Vanderbilt Football: Was 2011 a Fluke or Are the Commodores Legit?

Blake Silvers@JBlakeSilversAnalyst IIIFebruary 8, 2012

NASHVILLE, TN - SEPTEMBER 17:  Coach James Franklin of the Vanderbilt Commodores leads his team onto the field for a game against the Ole Miss Rebels at Vanderbilt Stadium on September 17, 2011 in Nashville, Tennessee.  (Photo by Grant Halverson/Getty Images)
Grant Halverson/Getty Images

James Franklin showed up in Nashville in December 2010 and seemed uninterested in joining in the sorrows of Vanderbilt football history.  He seemed wonderfully ignorant to the gloomy shadows that have hovered over the program for most of its history.

Coach Franklin didn't care what Vanderbilt football had been before his arrival, but he took great interest in what it was to become with himself now in control of the beautiful, old shipwreck that everyone loves to feel sorry for.  

At times, Franklin's post-game press conferences seemed more like a fed-up father scolding a group of spoiled children who had had been feeling sorry for themselves, and they were directed at the entire Vanderbilt community, not just his team.  

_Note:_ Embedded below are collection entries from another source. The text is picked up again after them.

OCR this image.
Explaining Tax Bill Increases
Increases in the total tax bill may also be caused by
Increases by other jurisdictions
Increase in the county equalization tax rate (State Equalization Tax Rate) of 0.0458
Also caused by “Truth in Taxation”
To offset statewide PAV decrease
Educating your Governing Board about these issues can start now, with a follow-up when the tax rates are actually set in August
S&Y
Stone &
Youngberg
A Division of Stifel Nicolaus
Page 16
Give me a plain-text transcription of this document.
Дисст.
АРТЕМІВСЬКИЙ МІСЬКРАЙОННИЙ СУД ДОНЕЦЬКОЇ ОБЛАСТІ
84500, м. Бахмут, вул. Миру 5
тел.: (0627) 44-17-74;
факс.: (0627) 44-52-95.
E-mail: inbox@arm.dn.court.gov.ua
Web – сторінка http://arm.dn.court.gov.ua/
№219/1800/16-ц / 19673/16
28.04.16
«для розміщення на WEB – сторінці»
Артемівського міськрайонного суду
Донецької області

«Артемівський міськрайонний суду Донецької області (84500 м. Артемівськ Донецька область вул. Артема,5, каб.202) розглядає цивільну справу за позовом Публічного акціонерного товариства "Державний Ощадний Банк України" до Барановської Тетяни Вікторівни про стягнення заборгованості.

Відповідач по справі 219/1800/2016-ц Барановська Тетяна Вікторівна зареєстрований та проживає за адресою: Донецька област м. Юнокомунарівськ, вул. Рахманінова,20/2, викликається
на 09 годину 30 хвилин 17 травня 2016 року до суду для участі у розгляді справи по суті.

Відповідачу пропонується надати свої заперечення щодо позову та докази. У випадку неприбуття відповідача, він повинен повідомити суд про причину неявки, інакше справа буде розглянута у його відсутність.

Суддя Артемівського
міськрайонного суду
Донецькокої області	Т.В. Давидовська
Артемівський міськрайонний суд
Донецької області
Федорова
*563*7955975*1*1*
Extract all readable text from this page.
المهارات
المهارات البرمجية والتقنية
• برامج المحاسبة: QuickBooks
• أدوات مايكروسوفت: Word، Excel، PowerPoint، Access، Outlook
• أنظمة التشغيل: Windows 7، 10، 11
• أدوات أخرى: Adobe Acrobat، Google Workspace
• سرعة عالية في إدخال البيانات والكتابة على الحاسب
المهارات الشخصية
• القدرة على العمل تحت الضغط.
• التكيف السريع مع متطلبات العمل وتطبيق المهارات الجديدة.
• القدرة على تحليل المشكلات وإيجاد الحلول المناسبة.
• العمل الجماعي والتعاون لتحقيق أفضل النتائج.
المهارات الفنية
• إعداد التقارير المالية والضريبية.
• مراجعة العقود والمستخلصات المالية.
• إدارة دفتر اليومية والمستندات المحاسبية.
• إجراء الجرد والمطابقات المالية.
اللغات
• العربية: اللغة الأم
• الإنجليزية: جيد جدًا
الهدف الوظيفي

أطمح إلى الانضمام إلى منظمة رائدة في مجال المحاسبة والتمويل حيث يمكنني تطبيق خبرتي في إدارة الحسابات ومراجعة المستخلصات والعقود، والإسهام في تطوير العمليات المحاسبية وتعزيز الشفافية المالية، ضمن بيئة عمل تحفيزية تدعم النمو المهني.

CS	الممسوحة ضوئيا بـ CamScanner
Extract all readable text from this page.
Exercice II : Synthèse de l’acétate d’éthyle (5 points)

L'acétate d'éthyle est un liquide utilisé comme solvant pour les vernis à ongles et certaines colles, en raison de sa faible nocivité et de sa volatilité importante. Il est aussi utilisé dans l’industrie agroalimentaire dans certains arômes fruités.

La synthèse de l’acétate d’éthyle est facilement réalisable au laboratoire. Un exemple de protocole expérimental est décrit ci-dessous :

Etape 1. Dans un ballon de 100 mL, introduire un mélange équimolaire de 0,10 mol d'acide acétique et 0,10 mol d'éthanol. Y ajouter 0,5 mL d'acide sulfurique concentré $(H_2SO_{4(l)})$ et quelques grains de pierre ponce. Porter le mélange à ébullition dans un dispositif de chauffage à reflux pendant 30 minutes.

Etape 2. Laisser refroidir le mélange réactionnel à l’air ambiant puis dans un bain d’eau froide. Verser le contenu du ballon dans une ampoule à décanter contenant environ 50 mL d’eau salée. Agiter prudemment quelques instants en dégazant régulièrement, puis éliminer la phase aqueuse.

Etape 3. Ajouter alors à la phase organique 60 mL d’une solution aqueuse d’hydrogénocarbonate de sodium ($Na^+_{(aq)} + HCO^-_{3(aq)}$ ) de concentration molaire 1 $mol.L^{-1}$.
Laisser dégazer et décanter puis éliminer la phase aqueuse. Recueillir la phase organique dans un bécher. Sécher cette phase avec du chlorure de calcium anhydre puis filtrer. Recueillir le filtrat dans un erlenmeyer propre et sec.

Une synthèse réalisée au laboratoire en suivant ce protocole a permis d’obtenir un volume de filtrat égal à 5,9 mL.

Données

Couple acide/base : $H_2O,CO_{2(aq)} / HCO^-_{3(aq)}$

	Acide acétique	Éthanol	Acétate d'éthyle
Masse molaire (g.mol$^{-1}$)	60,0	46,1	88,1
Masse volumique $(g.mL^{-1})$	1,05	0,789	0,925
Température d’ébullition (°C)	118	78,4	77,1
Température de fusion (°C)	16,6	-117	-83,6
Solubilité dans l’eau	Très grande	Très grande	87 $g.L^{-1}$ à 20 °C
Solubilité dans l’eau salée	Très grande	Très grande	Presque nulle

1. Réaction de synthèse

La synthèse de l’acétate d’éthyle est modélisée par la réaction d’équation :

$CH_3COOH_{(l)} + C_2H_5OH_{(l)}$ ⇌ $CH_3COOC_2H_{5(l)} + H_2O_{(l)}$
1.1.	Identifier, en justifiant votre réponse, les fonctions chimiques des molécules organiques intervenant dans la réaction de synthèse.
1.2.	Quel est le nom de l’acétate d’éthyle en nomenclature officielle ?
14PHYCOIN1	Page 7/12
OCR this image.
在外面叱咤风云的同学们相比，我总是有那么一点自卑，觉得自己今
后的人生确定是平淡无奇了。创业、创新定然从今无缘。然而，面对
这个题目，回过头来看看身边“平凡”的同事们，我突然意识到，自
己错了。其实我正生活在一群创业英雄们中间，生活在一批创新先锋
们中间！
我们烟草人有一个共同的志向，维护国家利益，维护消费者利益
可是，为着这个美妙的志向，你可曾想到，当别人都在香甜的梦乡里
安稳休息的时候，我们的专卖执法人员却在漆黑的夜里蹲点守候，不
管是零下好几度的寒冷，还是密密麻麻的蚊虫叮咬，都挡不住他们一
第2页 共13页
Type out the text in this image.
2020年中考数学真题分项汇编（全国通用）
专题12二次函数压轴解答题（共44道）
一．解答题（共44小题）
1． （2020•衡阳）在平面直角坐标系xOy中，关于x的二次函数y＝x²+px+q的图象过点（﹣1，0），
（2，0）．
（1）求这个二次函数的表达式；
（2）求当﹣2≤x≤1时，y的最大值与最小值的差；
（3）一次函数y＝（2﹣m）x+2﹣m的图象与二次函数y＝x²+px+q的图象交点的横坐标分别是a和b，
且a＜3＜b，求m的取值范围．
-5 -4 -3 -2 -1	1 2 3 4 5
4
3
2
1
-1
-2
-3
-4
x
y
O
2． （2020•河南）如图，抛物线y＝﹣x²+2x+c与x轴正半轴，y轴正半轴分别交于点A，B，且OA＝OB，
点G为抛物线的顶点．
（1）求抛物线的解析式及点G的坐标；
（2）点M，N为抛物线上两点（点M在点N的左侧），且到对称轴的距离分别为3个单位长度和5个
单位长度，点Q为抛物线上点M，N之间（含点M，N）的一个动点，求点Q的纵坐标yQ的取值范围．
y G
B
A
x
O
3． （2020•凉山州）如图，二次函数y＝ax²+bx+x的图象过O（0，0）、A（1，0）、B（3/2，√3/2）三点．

Under Franklin, the 2011 Commodores started the season strong, winning three in a row, including an SEC victory over Ole Miss.  A three-game skid brought the squad back to reality, but in their defense, the losses were at the hands of 12th-ranked South Carolina on the road, the eventual national champion Alabama Crimson Tide in Tuscaloosa and the eventual SEC East champion Georgia Bulldogs in a game that came down to the wire.

Vanderbilt would split the rest of their season, winning three of their last six.  All three of those losses were decided by six points or less, including an overtime loss in Knoxville.  Their three final wins would all be by double-digit margins.  

Six wins on the season could have easily been closer to nine with a field goal here and a missed assignment there, but Vanderbilt would finish bowl eligible, something the program had only done twice before since 1982.  

James Franklin aimed to change the culture in Nashville, and he has gotten off to a fantastic start but unless the Commodores build upon last year's success this season, the 2011 run will be called a fluke.  

The question will linger until the Commodores compete on a consistent basis, and they must do so in the difficult SEC.  With his team's legitimacy in limbo, James Franklin will be up for the challenge.